There's nothing just about hurting performance.

> > The low level routines, like CONSP, and a million others in lisp.h would
> > need amendment.

> So you're suggesting to change the low-level routines accessing
> virtually all object types to also accept those "annotated objects"?


> That means all processing of all objects would be slowed down.
> I think that's a serious problem (I'd rather pay a significant slow
> down in byte-compilation than a smaller slowdown on everything else).

The slow down would not be great.  For example, XCONS first checks the
3-bit tag, and if all's OK, removes it, otherwise it handles the error.  I'm
proposing enhancing the "otherwise" to check for a tag of 1 together
with a proper cons at the far end of a pointer.  With care, there should
be no loss in the usual case, here.

I timed a bootstrap, unoptimised GCC, with an extra tag check and
storage to a global variable inserted into XFIXNUM.  (Currently there is
no such check there).  The slowdown was around 1.3%

> > But the Lisp system would continue with 8-byte objects,
> > and the higher level bits (nearly all of it) would not need changes.
> > The beauty of this scheme is that, outside of byte compilation, nothing
> > else would change.

> Also, I wonder how this (or any other of the techniques discussed) solve
> the original problem you describe:

>     The forms created by the reader go through several (?many)
>     transformative phases where they get replaced by successor forms.
>     This makes things more difficult.

Many of the original forms produced by the reader survive these
transformations.  For those that do not, we could bind
byte-compile-containing-position (or whatever) to a sensible position
each time the compiler enters a "major" form (whatever that might mean).

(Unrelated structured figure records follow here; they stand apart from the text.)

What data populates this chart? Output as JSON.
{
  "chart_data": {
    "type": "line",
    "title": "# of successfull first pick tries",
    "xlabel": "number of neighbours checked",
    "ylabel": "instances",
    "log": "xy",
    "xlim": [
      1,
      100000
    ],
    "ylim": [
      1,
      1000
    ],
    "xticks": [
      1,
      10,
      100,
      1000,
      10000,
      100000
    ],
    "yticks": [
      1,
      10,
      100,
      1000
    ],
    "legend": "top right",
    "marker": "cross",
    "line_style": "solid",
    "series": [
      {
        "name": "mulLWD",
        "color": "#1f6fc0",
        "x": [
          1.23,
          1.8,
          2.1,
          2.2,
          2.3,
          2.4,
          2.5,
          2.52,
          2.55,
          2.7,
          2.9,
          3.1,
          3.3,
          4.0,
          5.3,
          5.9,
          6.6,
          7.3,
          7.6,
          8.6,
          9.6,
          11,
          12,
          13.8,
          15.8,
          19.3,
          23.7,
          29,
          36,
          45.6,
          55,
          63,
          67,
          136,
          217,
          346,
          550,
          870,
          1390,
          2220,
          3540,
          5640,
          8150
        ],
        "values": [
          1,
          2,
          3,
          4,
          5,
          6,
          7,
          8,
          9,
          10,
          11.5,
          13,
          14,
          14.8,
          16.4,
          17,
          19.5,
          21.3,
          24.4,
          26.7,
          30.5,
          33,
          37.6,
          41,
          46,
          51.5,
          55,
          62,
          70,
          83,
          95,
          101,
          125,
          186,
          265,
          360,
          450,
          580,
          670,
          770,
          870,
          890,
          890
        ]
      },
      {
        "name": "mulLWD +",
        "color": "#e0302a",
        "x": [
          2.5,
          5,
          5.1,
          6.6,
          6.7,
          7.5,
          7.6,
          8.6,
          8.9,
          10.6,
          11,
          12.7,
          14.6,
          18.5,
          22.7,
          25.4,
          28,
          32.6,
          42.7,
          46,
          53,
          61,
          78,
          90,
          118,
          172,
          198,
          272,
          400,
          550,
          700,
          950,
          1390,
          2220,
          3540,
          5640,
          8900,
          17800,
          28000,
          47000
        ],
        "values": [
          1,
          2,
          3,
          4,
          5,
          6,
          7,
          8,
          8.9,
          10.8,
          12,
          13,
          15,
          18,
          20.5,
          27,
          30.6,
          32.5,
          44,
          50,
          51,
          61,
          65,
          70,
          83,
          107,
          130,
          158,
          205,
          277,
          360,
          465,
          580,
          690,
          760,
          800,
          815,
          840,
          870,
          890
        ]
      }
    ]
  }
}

> E.g. we could implement big-object as

> 1.  (defun big-object (object location)
>       (cons object location))
> or
> 2.  (defun big-object (object location)
>       (puthash object location location-hash-table)
>       object)
> or
> 3.  (defun big-object (object location)
>       (make-new-special-object object location))

1. wouldn't work, as such.  E.g. evaluating `car' must get the car of
the original OBJECT, not the car of (cons OBJECT LOCATION).

I've tried 2., and given up on it: everywhere in the compiler where FORM
is transformed to NEWFORM, a copy of a hash has to be created for
NEWFORM.  Also, there's no convenient key for recording the hash of an
occurence of a symbol (such as `if').

3. is what I'm proposing, I think.  The motivating thing here is that
the rest of the system can handle NEW-SPECIAL-OBJECT and get the same
result it would have from OBJECT.  Hence the use of Lisp_Type 1, or
possibly a new pseudovector type.

> but the problem remains of how to put it at all the places where we
> need it.

Every object produced by the reader during byte compilation would have
its source position attached to the object, in essence.  Objects
produced by macro expansion would not have this, but we could arrange to
copy the info much of the time.  (E.g. the result of a `mapcar'
operating on a list of FORMs would be given the position information of
the list.)  Other non-reader forms would have to depend on the variable
byte-compile-containing-position mentioned above.

Incidentally, I'm coming round the the idea of calling the new object an
_extended_ object.  In place of the fixnum source position proposed, we
could use, for example, a property list.  There are surely many
applications for having a property list on a cons form.  :-)

> > The extra indirection involved in these "big objects" would naturally
> > slow down byte compilation somewhat.  I've no idea how much, but it
> > might not be much at all.

> Indeed, I don't think that's a significant issue.

>         Stefan

Alan Mackenzie (Nuremberg, Germany).